Hill and Wang, which has published a number of non-fiction graphic novels explaining among other things The United States Constitution and the 9/11 Report, will publish Health Care Reform, an explanation of the recently passed Health Care bill by one of the plan’s chief architects, MIT economics professor Jonathan Gruber. Gruber’s book, which is tentatively titled, Health Care Reform, is slated for publication later this year.
Gruber, who also helped craft Mitt Romney’s Health Care Plan for Massachusetts, told the Boston Herald, “I’m going to use the facts to tell the story.” When first approached by Hill and Wang Editor Thomas LeBien, Gruber was reluctant to attempt to translate the 2,400-page bill into the graphic novel format, but his family convinced him otherwise. “I just wasn’t sure this would be useful enough.

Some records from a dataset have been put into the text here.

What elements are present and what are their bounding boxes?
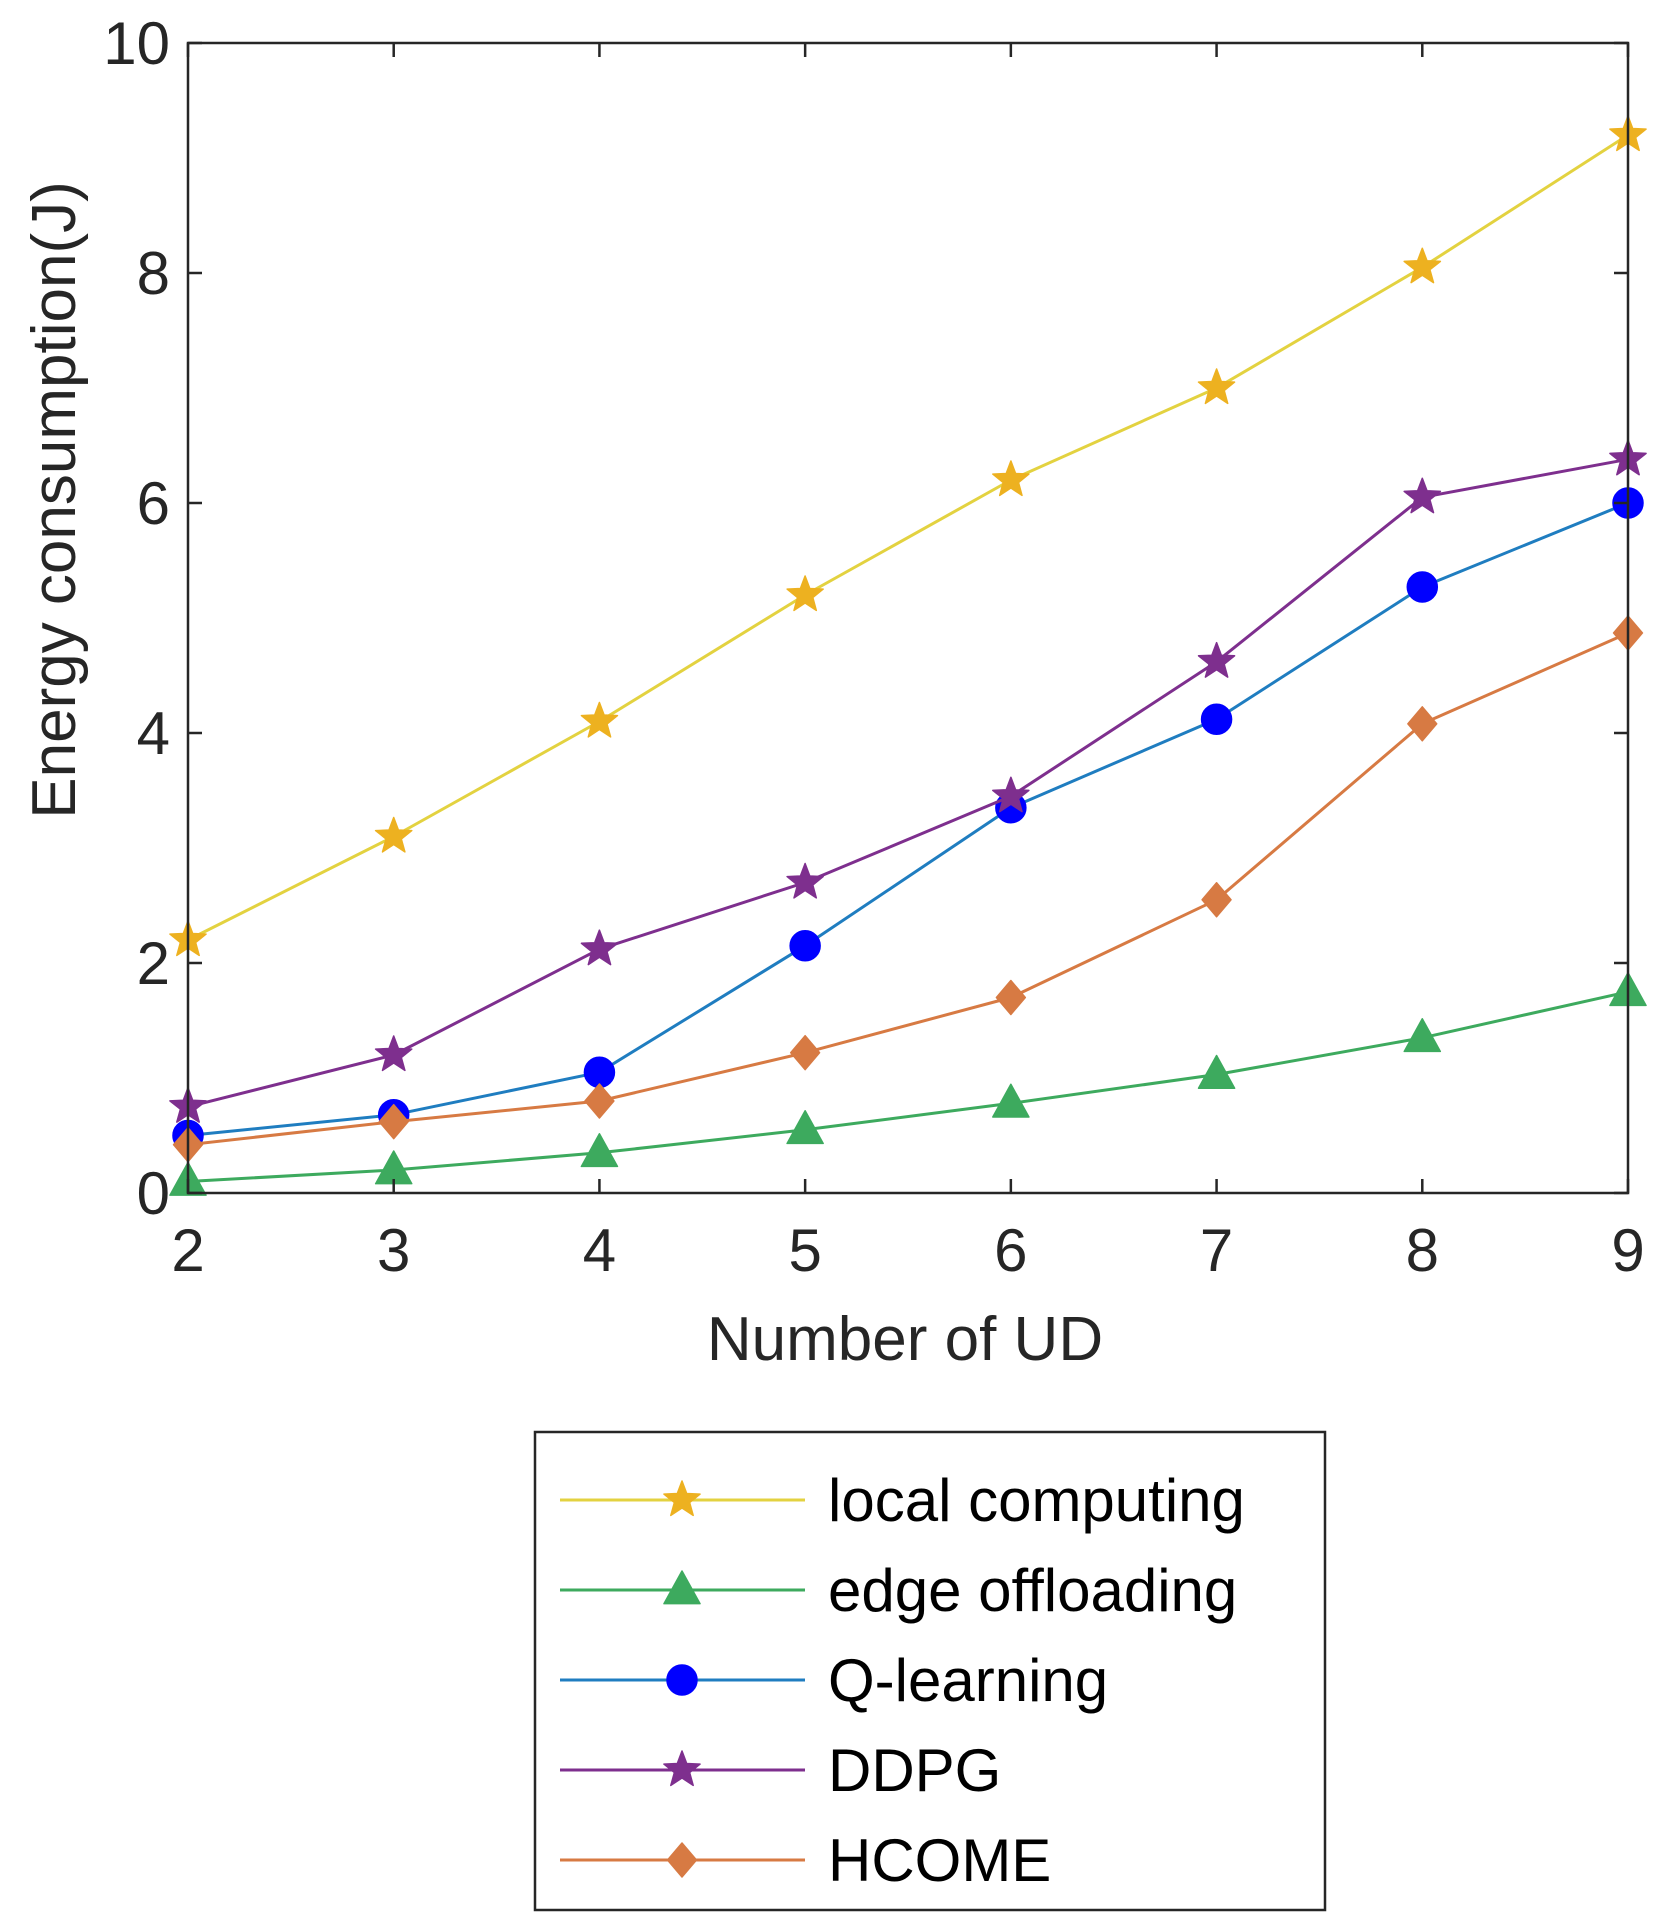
data-point-local-computing-x7: [1197, 368, 1236, 405]
series-line-local-computing: [187, 133, 1629, 942]
legend-box: [533, 1430, 1327, 1912]
series-line-q-learning: [187, 501, 1629, 1137]
legend-label-ddpg: DDPG: [828, 1737, 1001, 1804]
legend-label-edge-offloading: edge offloading: [828, 1557, 1237, 1624]
data-point-edge-offloading-x8: [1403, 1018, 1442, 1053]
y-tick-label-8: 8: [137, 240, 170, 307]
legend-entry-q-learning: Q-learning: [560, 1647, 1108, 1714]
x-tick-label-2: 2: [171, 1217, 204, 1284]
legend-marker-ddpg: [663, 1750, 701, 1787]
data-point-ddpg-x5: [786, 862, 824, 899]
series-ddpg: [169, 439, 1647, 1123]
legend-entry-edge-offloading: edge offloading: [560, 1557, 1237, 1624]
x-tick-label-8: 8: [1406, 1217, 1439, 1284]
data-point-hcome-x8: [1407, 706, 1438, 742]
y-tick-label-0: 0: [137, 1160, 170, 1227]
y-tick-label-6: 6: [137, 470, 170, 537]
data-point-local-computing-x5: [786, 575, 824, 612]
data-point-hcome-x4: [584, 1083, 615, 1119]
x-tick-label-9: 9: [1611, 1217, 1644, 1284]
legend-marker-hcome: [666, 1842, 698, 1878]
data-point-ddpg-x4: [580, 929, 619, 966]
data-point-q-learning-x8: [1406, 571, 1439, 603]
data-point-ddpg-x8: [1403, 477, 1442, 514]
series-line-ddpg: [187, 457, 1629, 1109]
legend-label-hcome: HCOME: [828, 1827, 1051, 1894]
data-point-hcome-x7: [1201, 882, 1232, 918]
legend-entry-hcome: HCOME: [560, 1827, 1051, 1894]
x-tick-label-4: 4: [583, 1217, 616, 1284]
data-point-ddpg-x6: [992, 776, 1030, 813]
data-point-local-computing-x8: [1403, 247, 1442, 284]
y-tick-label-4: 4: [137, 700, 170, 767]
y-axis-title: Energy consumption(J): [20, 181, 89, 819]
data-point-local-computing-x3: [374, 816, 413, 853]
series-q-learning: [172, 487, 1644, 1152]
plot-frame: [186, 41, 1630, 1195]
series-line-edge-offloading: [187, 990, 1629, 1183]
data-point-hcome-x3: [378, 1103, 409, 1140]
data-point-edge-offloading-x5: [786, 1110, 824, 1145]
data-point-edge-offloading-x4: [580, 1133, 619, 1168]
legend-label-local-computing: local computing: [828, 1467, 1245, 1534]
data-point-ddpg-x3: [374, 1035, 413, 1072]
legend-marker-q-learning: [666, 1664, 698, 1696]
y-tick-label-2: 2: [137, 930, 170, 997]
series-line-hcome: [187, 631, 1629, 1147]
data-point-hcome-x5: [789, 1034, 821, 1071]
x-tick-label-6: 6: [994, 1217, 1027, 1284]
data-point-hcome-x6: [995, 979, 1027, 1016]
data-point-edge-offloading-x7: [1197, 1054, 1236, 1089]
x-axis-title: Number of UD: [707, 1305, 1103, 1374]
legend-marker-local-computing: [663, 1480, 701, 1517]
data-point-ddpg-x7: [1197, 641, 1236, 678]
x-tick-label-7: 7: [1200, 1217, 1233, 1284]
series-edge-offloading: [169, 972, 1647, 1196]
data-point-q-learning-x7: [1200, 703, 1233, 735]
data-point-q-learning-x5: [789, 930, 821, 962]
legend-entry-ddpg: DDPG: [560, 1737, 1001, 1804]
legend-label-q-learning: Q-learning: [828, 1647, 1108, 1714]
x-tick-label-3: 3: [377, 1217, 410, 1284]
legend-entry-local-computing: local computing: [560, 1467, 1245, 1534]
y-tick-label-10: 10: [103, 10, 170, 77]
data-point-edge-offloading-x6: [992, 1083, 1030, 1118]
data-point-local-computing-x4: [580, 701, 619, 738]
legend-marker-edge-offloading: [663, 1570, 701, 1605]
legend: local computing edge offloading Q-learning…: [533, 1430, 1327, 1912]
x-tick-label-5: 5: [788, 1217, 821, 1284]
data-point-local-computing-x6: [992, 460, 1030, 497]
data-point-q-learning-x4: [583, 1056, 616, 1088]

Then my wife and kids said, ‘You’re crazy. You’ve got to do this.' So I decided to give it a shot. My family made me realize that there is such a misunderstanding of the bill and that it’s important to explain why we need this, and what it does. I’ve found that when people understand it, they like it.”
But Hill and Wang is hardly the only publisher exploiting the comics medium’s inherent ability to educate and clarify. Round Table Press has published a number of business-related graphic novels under its Smarter Comics imprint including an explication of Chris Anderson’s The Long Tail, which is illustrated by Shane Clester. Anderson’s book, which expands on a 2004 article in Wired, demonstrates how commerce in the Internet Age affords considerable opportunities for dealing with niche products as well as with mainstream hits. Anderson shows how Amazon with its huge list of available titles generates business from titles that few if any bookstores carry, and how Netflix was able to out-compete Blockbuster by providing customers with access to a much wider range of DVDs.